Home / 

There are many articles available today that explain how to send data from Salesforce to Google BigQuery. What they often fail to explain, however, is how to send BigQuery data to Salesforce, and then retrieve the data back to log into a BigQuery table for further analysis. In this blog, we show how you can automate this process in a simple manner without using expensive third-party tools.

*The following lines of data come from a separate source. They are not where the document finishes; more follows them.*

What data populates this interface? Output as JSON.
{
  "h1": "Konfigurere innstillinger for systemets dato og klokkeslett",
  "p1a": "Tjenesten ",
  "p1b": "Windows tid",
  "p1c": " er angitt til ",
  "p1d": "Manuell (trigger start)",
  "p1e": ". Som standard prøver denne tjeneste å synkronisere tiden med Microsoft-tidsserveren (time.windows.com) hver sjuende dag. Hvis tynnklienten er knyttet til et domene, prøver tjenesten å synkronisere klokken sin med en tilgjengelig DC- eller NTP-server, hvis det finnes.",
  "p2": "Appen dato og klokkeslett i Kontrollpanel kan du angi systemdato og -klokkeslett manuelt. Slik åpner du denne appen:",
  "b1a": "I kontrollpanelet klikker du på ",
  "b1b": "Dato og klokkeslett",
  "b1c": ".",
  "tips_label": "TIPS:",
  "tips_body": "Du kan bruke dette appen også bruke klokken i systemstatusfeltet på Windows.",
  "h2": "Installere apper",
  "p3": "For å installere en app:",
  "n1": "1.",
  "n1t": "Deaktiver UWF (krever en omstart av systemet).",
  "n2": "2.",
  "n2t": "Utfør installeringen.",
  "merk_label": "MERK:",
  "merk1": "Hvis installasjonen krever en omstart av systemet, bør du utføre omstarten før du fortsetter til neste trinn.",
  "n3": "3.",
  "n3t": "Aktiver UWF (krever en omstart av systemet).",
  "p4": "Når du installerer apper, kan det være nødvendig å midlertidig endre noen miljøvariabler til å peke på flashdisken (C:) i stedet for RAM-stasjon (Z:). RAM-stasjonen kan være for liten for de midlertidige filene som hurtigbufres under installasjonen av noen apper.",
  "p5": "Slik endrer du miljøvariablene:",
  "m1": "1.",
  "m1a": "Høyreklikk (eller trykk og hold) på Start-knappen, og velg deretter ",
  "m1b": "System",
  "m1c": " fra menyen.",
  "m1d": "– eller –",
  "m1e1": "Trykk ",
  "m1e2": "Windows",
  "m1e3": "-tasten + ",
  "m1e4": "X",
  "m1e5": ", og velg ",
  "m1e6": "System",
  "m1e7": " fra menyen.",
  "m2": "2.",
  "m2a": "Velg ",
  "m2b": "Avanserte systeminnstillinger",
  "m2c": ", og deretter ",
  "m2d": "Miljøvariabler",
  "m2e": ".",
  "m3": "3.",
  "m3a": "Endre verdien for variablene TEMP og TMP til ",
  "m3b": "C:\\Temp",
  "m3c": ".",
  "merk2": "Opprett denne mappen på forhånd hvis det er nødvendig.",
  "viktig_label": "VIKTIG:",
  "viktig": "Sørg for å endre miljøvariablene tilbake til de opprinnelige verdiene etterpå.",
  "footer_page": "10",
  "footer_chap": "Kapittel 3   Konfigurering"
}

Source data is often sent in batches. When there is a massive amount of data, it is quite possible that there is a difference between the number of records sent from the source and the number of records received at the target. It is not viable to manually check if the number of records sent from BigQuery matches the row count in Salesforce. We can simplify this using a basic Python script and Apache Airflow.

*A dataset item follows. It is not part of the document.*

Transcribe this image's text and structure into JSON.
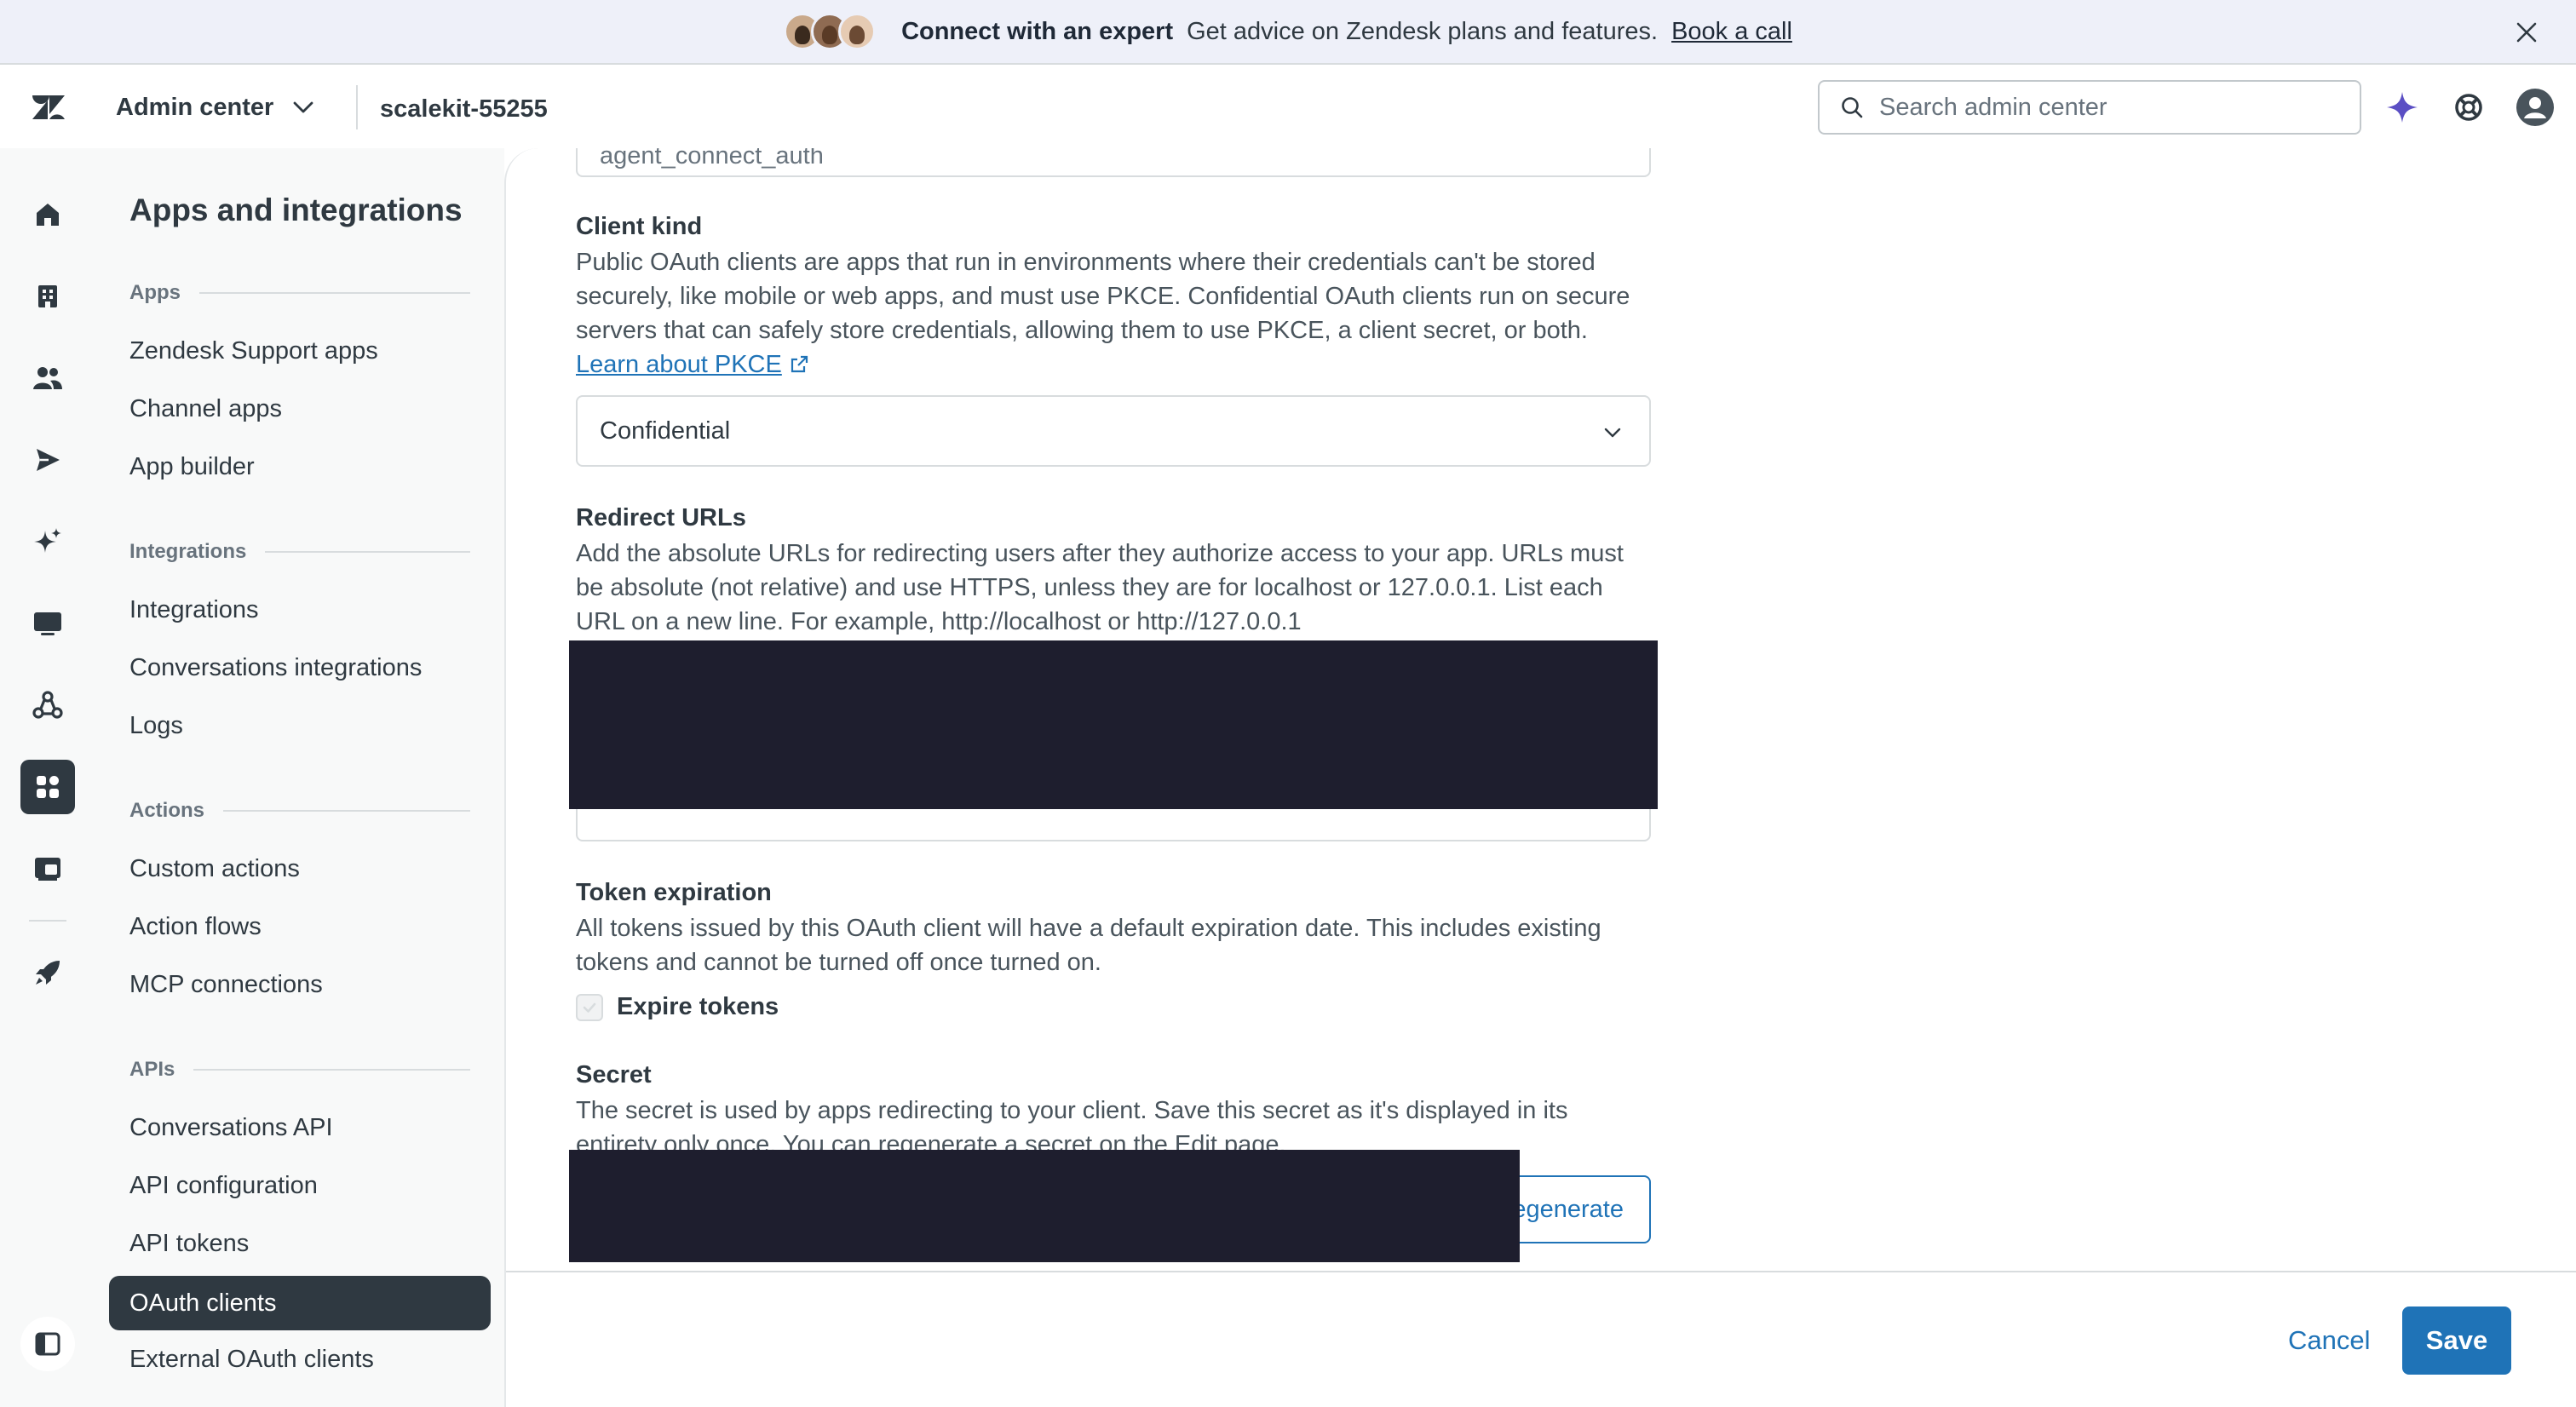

Sending Data from BigQuery to Salesforce

To start the process, import the Salesforce class from the simple_salesforce module in your Python script. ‘Simple Salesforce’ is a REST API client built for Python.

  1. Connect to Salesforce
  2. Login to Salesforce or create a Salesforce connection with username, password, and security token details.

    from simple_salesforce import Salesforce 
    
    sf = Salesforce(username=’', password='', security_token='')

  3. Send Data from BigQuery to Salesforce 
    • Select corresponding fields related to the Salesforce object from the BigQuery table.
    • query = "SELECT field1, field2, field3 from project_id.dataset_id.table_name" 
      
      cursor.execute(query)   
      
      result_set = cursor.fetchall()

    • Change the result set to a data frame
    • df = pd.DataFrame(result_set, columns = ['AccountNumber__c','AccountStatus__c','Account_Id__c']) 

      The column names in the above example are related to the Salesforce Contact object. Similarly, populate multiple columns in this object as required. 

      Ensure that the order of columns queried from BigQuery and data frame is the same. 

    • Convert data frame to JSON 
    • JSON conversion is required since the Salesforce instance accepts the JSON format. 

      jsondf = contactdf.to_json(orient= 'records') 
      
      contact_json = json.loads(jsondf)

    • Load Contact JSON data to Salesforce 
    • x = sf.bulk.Contact.upsert(contact_json, 'Account_Id__c', batch_size=1000, use_serial=True) 

      There are other Salesforce objects like Address, Opportunity etc., for which data can be inserted in a similar fashion.

Retrieving Data from Salesforce 

Here, data is accessed using SOQL - a language that looks like SQL and is used to query data from Salesforce. 

First, collect the list of IDs that need to fetch data from Salesforce. Use a unique column in Salesforce for the purpose. 

contactdf_for_sf = contactdf['’] 

 IdList = [] 

 IdList = contactdf_for_sf.tolist()
 

Fetching Data with SOQL

sf.queryall is a method from Simple Salesforce to fetch data using SOQL. In the current scenario, the required columns are pulled from Salesforce record by record, converted to a data frame, and appended to the List. 

Appended_df = pd.DataFrame(columns=['Id', 'npe01__WorkEmail__c', 'AccountId']) 

for Id in IdList: 

 sf_contact_data = sf.query_all( 

  "SELECT Id, npe01__WorkEmail__c, AccountId FROM Contact  

   WHERE npe01__WorkEmail__c = '%s' " %Id) 

 df =pd.DataFrame(sf_contact_data['records']) 

 Appended_df = Appended_df.append(df) 


Loading Response Data from Salesforce to BigQuery 

The ‘List’, which is the response from Salesforce, is loaded into a temporary BigQuery table. This temporary table is then used as the source table to update the target BigQuery table. This update is done to check for data that is not received by Salesforce. 

Now, check for the records that do not have the response column updated in the BigQuery target table and send those records to Salesforce again for processing.

sfcontactdf.to_gbq(gbq_table_name,project_id,chunksize=None, 

  if_exists='replace',verbose=False)

Automating the Process Using Airflow

You can schedule this Python script to run automatically at a scheduled time using Apache Airflow. Follow the steps below to deploy this code and automate it. 

  • Import the necessary python libraries as a first step 
  • Create DAG (Directed Acyclic Graph) object and required variables - include “schedule_interval” variable in this step to automatically run the DAG 
  • Add your tasks along with the data transfer script discussed above in one of the tasks 
  • Define the dependencies, i.e., the order of execution of the tasks 
  • Put this code into a file, “sample.py” 
  • Put “sample.py” file in the dags/ folder of Airflow 
  • See your DAG in action! 

Conclusion

This simple script saves a lot of manual work, like cross-checking data between BigQuery and Salesforce. As you can see, a few simple lines of code coupled with an SOQL query gets the job done automatically without the need for expensive third-party solutions.